Courtenay was motivated by a Confederate Bounty Law that offered a reward of up to 50% of the value of Union shipping destroyed by means of new inventions. However, the Confederacy had not established a legal framework that would allow private citizens to conduct attacks that were essentially military in nature. A secret bill authorizing the formation of independent secret service corps was passed by the Confederate Congress on February 15, 1864. Courtenay was given a captain's commission in the Confederate Army and permission to form a Secret Service Corps of up to 25 men. The Corps was authorized to attack any Union military vessel or transport carrying military goods found in Confederate waters, but was forbidden to attack civilian shipping or Union shipping in Northern waters. Courtenay would not draw a regular Army salary, but would receive up to 50% of the value of ships and cargo destroyed or captured, payable in Confederate war bonds.
Courtenay planned to purchase a coal barge and seed it with coal torpedoes, as a means of getting his bombs into the ships of the Union blockading fleet, but the plan either failed, or was never carried out. Unfortunately for Courtenay, Confederate correspondence giving details of the plan was captured and Courtenay and his associates became wanted men. Union Admiral of the Mississippi David D. Porter ordered, "I have given orders to commanders of vessels not to be very particular about the treatment of any of these deperadoes if caught—only summary punishment will be effective." Captain Courtenay obtained permission from President Davis to leave the country and go to England to raise money for the Confederacy. Courtenay kept in contact with his corps, and directed their actions from abroad. The coal torpedo was credited with sinking the Greyhound, a private steamboat that had been commandeered by General Butler for use as a floating headquarters on the James River, on November 27, 1864. Courtenay also took credit for the destruction of the gunboat USS Chenango as she sailed from New York Navy Yard on April 15, 1864.
After the war
While in England, Courtenay attempted to sell his coal torpedo to a number of foreign governments, including England, France, Spain, and Turkey, all without success.
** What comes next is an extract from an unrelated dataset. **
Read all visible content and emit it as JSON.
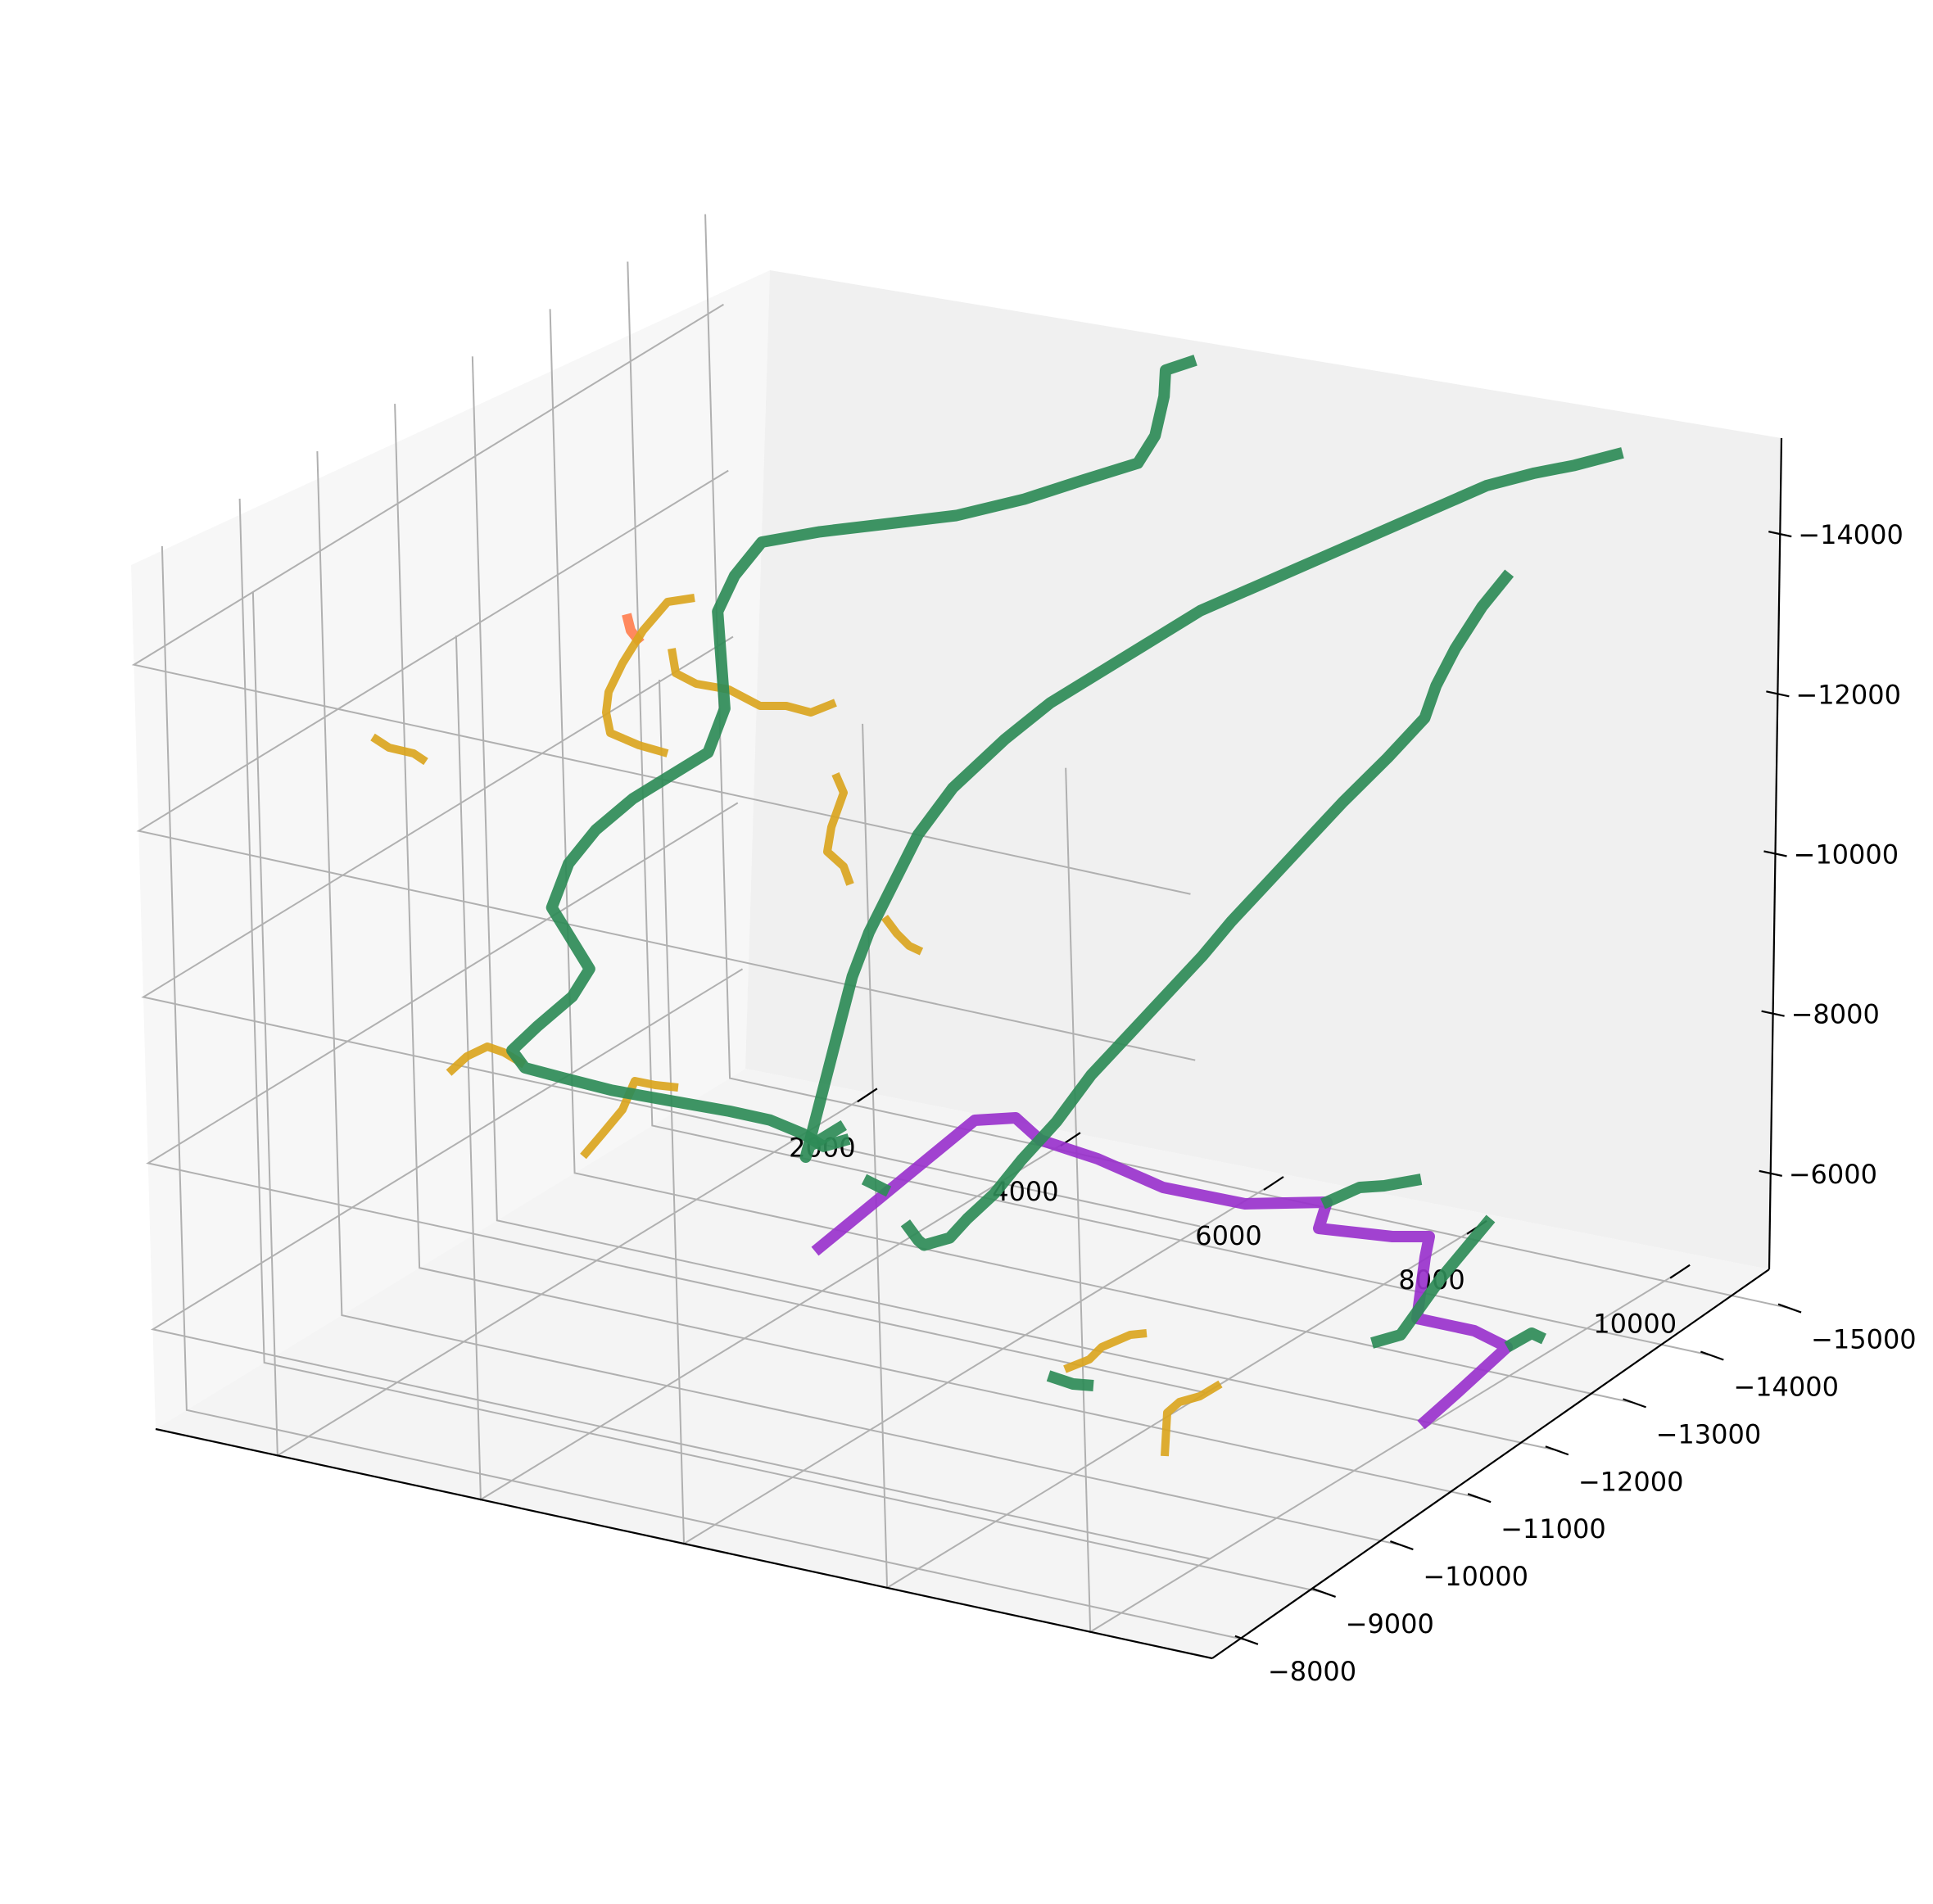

He returned to the United States in 1868, but he was in poor health for the rest of his life, and died at the age of 53 at Jordan's Sulphur Springs near Winchester, Virginia, on September 3, 1875. He is buried in Mt. Olivet Cemetery in Baltimore, Maryland.
Marriage and children
Thomas Edgeworth Courtenay married Mildred Ann Clendenin on August 25, 1847 in Louisville, Kentucky. Mildred's father, James Clendenin, was a merchant in Louisville, who had met Courtenay on a trip to St. Louis. Mildred's mother was from the Peay family of Virginia. Mildred's Uncle Austin Peay had married Peachy Speed, sister of Joshua Fry Speed and James Speed. Since Mildred's father had sold his home and was in the middle of moving to St. Louis, Thomas and Mildred were married at Farmington, the Speed family plantation in Louisville, Kentucky.
Thomas and Mildred had five children:
Austin Matlack Courtenay (1850–1938)
James Clendenin Courtenay (1852–1853)
Charles Edgeworth Courtenay (1854–1854)
Ellen Watters Courtenay (1856–1938)
Mary Amelia Isabel Courtenay (1867–1943)
Mildred, Austin and Ellen went to England with Thomas in 1864 and returned in 1867. When Mary was born in 1867, Mildred was living with relatives in Maryland, while Thomas remained in England trying to sell his invention.